After a long campaign, the results of the US presidential election are in: Donald Trump will be the next President of the United States. In addition, the Republican Party has retained its majority in Congress. What are the repercussions for the global economy and the financial markets?
End of the blockade
The past years in the USA have been dominated by a stalemate between Democrats and Republicans. This period has now come to an end. Generally speaking, Donald Trump stands for change, whereas Hillary Clinton represents the status quo. That being said, the programme of the Republican Party is not fully congruent with Donald Trump’s programme. The main question is how and if the system of mutual control (i.e. checks and balances) will be effective in this case. The exact blend of the two programmes is a matter of uncertainty.
Expansive fiscal policy – higher growth
With regard to the fiscal policy, tax cuts and a stepped-up level of spending especially on infrastructure seem to be in the cards. This means both a rise in budget deficit and in economic growth.
Restrictive trade policy
One of the most important points we can take from Donald Trump’s statements is an aversion to globalisation and free trade. Even in the absence of a trade war, we can still expect restrictive policies like a selective increase in import duties.
Restrictive immigration policy – lower potential growth
Even if some of the more striking statements like the deportation of illegal immigrants cannot be implemented, a more restrictive immigration policy is to be expected. Given that this policy would cause the growth rate of the employable population to decrease, such a policy would result in lower potential growth.
The combination of lower potential growth (i.e. aggregate supply) and higher actual growth (i.e. aggregate demand) implies an increase in inflation pressure.
More interest rate increases
For the monetary policy, the environment means more interest rate increases than currently priced into the markets. As long as no sustainable turbulences break out on the markets, the US central bank will increase the Fed funds rate in December.
US dollar likely to appreciate
The combination of an expansive fiscal policy and a less expansive monetary policy translates into increased appreciation pressure for the US dollar, which in turn would dampen the possible extent of interest rate hikes. This is juxtaposed by a possible long-term erosion of trust in the world’s most important reserve currency.
In this scenario, the yields of US Treasury bonds are subject to upward pressure. Similar to the case of monetary policy, the extent of potential yield increases would be dampened by an appreciating US dollar.

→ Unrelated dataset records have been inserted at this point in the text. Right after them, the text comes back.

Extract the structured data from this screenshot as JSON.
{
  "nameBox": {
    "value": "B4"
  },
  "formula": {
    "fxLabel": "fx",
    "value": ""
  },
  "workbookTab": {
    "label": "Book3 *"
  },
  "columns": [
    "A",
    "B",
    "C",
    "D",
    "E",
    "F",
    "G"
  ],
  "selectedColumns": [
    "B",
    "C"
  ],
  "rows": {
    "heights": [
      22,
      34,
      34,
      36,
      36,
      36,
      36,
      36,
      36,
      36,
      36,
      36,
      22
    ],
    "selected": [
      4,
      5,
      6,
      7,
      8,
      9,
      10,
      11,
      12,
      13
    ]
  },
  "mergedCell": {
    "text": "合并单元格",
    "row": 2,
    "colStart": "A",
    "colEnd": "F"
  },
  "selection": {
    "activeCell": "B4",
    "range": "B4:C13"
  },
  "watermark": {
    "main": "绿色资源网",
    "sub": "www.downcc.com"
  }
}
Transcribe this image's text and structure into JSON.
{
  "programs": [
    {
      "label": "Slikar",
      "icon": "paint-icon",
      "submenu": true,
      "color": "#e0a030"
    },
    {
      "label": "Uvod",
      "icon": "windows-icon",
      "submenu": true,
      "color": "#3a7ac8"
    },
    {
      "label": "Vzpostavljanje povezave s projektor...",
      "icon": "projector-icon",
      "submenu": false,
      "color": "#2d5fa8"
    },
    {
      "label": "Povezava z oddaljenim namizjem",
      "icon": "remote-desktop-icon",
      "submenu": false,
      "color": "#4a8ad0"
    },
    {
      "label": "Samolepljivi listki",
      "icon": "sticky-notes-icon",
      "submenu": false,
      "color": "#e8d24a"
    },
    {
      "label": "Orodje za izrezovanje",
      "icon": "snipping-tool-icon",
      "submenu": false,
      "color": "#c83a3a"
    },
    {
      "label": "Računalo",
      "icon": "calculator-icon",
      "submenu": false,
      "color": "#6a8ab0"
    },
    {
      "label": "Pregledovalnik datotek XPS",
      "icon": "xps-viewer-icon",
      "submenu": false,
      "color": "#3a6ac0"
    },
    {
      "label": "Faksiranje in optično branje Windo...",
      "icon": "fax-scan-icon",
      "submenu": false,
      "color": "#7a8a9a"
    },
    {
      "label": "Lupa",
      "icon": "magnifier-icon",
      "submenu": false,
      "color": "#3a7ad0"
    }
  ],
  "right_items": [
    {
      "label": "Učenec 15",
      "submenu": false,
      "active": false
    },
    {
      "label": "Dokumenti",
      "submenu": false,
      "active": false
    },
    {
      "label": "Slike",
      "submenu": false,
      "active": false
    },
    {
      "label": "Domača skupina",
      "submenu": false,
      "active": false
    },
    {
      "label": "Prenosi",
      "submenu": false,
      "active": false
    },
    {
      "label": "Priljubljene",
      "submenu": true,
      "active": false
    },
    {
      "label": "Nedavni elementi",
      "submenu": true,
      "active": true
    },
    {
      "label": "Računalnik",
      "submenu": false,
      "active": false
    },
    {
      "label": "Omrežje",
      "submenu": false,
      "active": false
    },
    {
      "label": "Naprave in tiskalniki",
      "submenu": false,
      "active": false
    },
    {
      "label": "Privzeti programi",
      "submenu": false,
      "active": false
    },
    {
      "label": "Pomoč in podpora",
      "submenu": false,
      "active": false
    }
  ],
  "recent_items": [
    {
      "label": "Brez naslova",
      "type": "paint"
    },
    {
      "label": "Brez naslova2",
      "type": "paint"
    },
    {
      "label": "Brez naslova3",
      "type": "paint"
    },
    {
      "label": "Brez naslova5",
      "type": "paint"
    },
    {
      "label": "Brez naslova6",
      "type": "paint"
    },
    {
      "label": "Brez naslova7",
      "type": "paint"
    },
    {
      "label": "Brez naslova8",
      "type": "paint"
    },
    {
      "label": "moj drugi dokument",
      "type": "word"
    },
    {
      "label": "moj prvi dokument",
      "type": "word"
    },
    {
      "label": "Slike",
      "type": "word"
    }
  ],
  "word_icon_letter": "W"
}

Mixed picture for equities
The outlook for equities and the economic environment in other countries is mixed. Higher growth and tax cuts come with the trade-off of increased uncertainty, more interest rate hikes, a stronger US dollar, and a more restrictive trade policy.
The global political ramifications should not be overlooked either. The anti-establishment movement has received a global boost by Donald Trump’s victory. In this context, the imminent elections in Italy, the Netherlands, and Germany are of particular relevance.